The most purely entertaining of the outtakes is I think the longest. It shows the opening acts of Vallens' performance at the Slow Club. One is a terrier eating dinner contentedly from a bowl. The other is a caustic-comedian lounge act that will be worth searching for on YouTube once the Blu-ray comes out. (It's not up yet.)
The most important of the deleted scenes are a series that see the young Jeffrey at college getting informed of his father's illness and then saying goodbye to his friends, including a girlfriend he says he's in love with. They add some substance to a figure who, when we meet him in the released film, is a tabula rasa. We learn that he was unilaterally ordered to leave college and come back and work in the family store by his mother. (This is a twist; in the released film his mother is a weak figure.) In the goodbye scene with his girlfriend, her mannerisms are stilted even by the standards of this film, so it's difficult to get a read on her. (The part is played by an unrecognizable Megan Mullaly, the actress who plays Karen on Will & Grace.) Later, we see their relationship disintegrate over the phone lines. The most mordant of these scenes, heard just from Jeffrey's side, is the final one, in which she tells Jeffrey she's gotten married. "If things don't work out, you have a future in comedy," he says, and hangs up.

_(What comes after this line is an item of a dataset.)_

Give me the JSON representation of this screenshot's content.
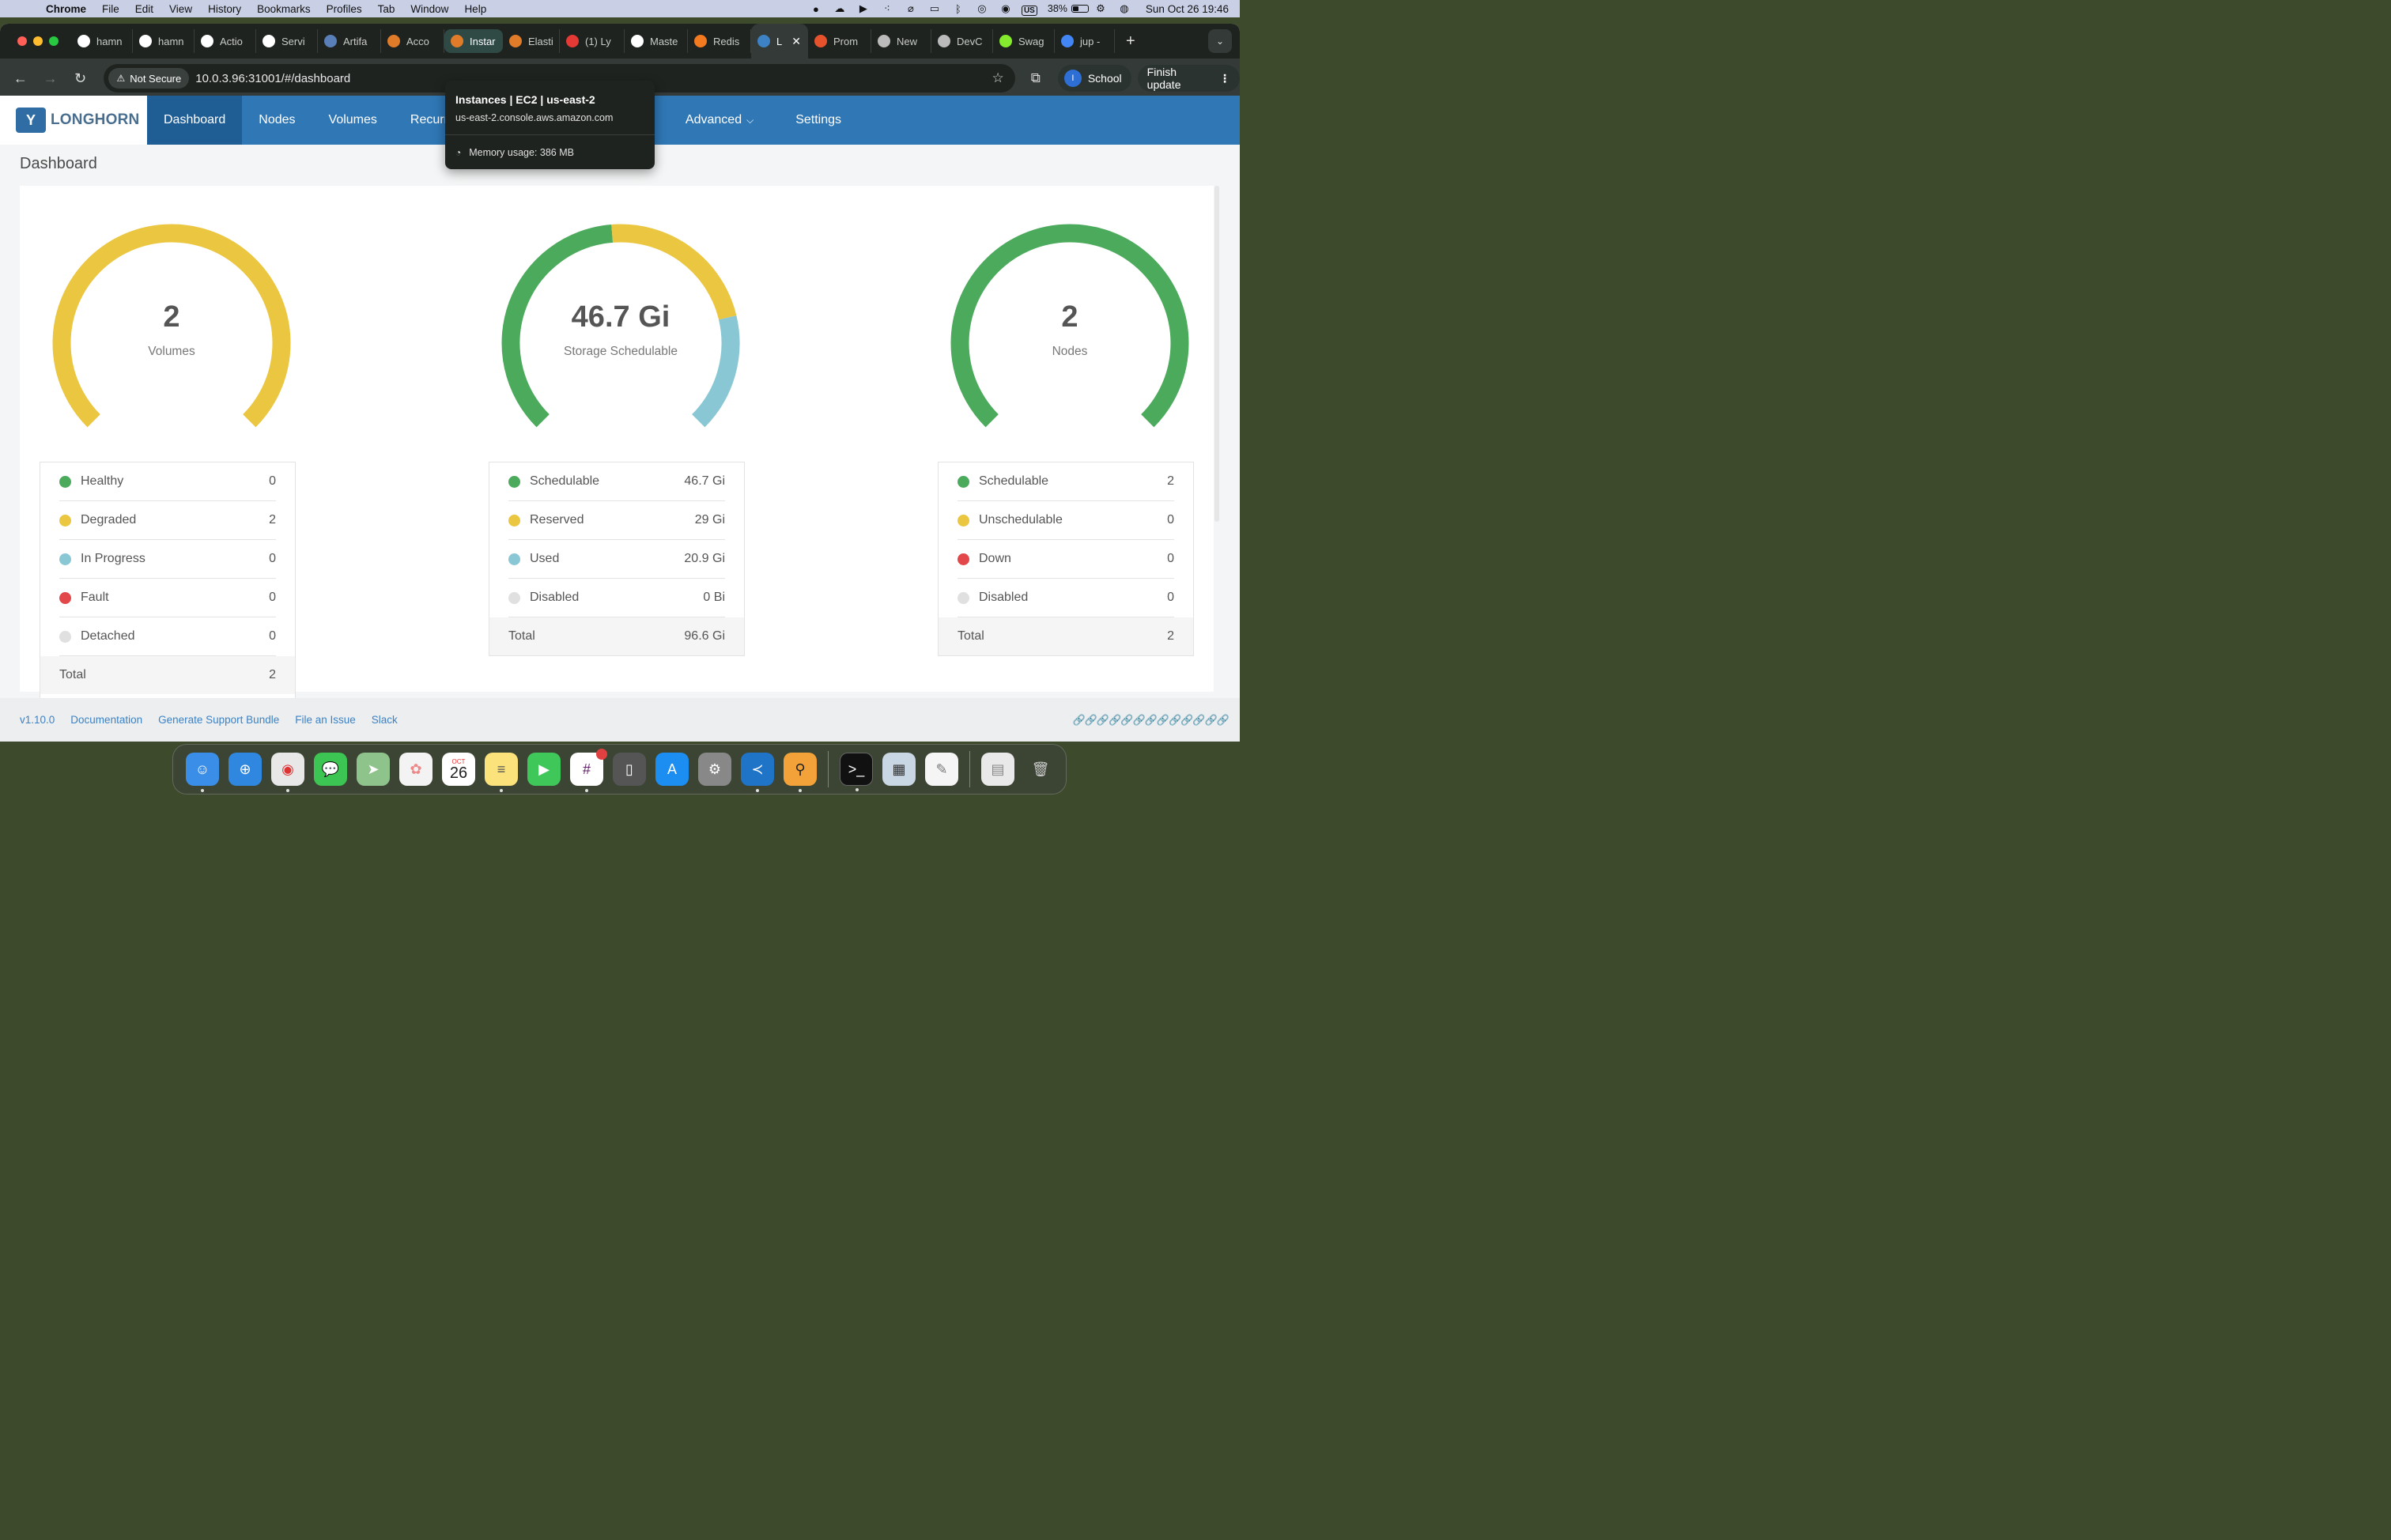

The key scene in the college sequences would have made Blue Velvet a different movie. It starts at a wan school dance. Where's Jeffrey? a student asks; there's an emergency call for him. Turns out Jeffrey's in a grungy basement, spying on what is apparently a date rape in progress. We see a bulky college guy pinning down a struggling co-ed—clad, significantly, in blue—on a mattress. Jeffrey watches, fascinated, as the scene unfolds. He hears someone call out to him; only then, in a fit of sudden bravado, does he tell the guy to leave the woman alone.
The inclusion of this scene would have significantly changed our understanding of the film. We think of Jeffrey as someone drawn by curiosity into a new world, in which he is freed, in some way, to experience desires or urges he didn't previously know about. That's part of the director Lynch's professional mien, too; a naïf detachedly exploring, with open eyes, these unaccountably dark images that pop into his head. Instead, in this memorable shot we see something like a portrait of the artist as a young perv, comfortable, even eager, to watch not just sex but explicit sexual violence without protest. Roger Ebert, please note!
The disc also includes the documentary "Mysteries of Love," which owners of the original DVD already have. It's a thorough exposition of the film's making and themes, done with extraordinary taste, intelligence, and lack of squeamishness. Among other things, it has a lot of footage of the cerebral Rossellini (the daughter, you'll recall, of director Roberto Rossellini and Ingrid Bergman) offering her take on the movie. It was her first American film (Lynch happened upon her in a restaurant, also the beginning of the pair's extended personal relationship), so we had no context for her at the time. We can see how her intelligence informed her performance. The grueling, notorious scene Roger Ebert found so provocative—that's the one in which an abject, nude Vallens appears on a street at night—remains an iconic moment in transgressive cinema. In this film and elsewhere, Rossellini has said she drew on several images to help her do it. Among them: The famous picture of the Vietnamese girl running from a napalm attack; a slab of beef hanging from a meat hook—and her personal experiences with the haunted visages of privileged European friends who'd been kidnapped and tortured by the Red Brigades.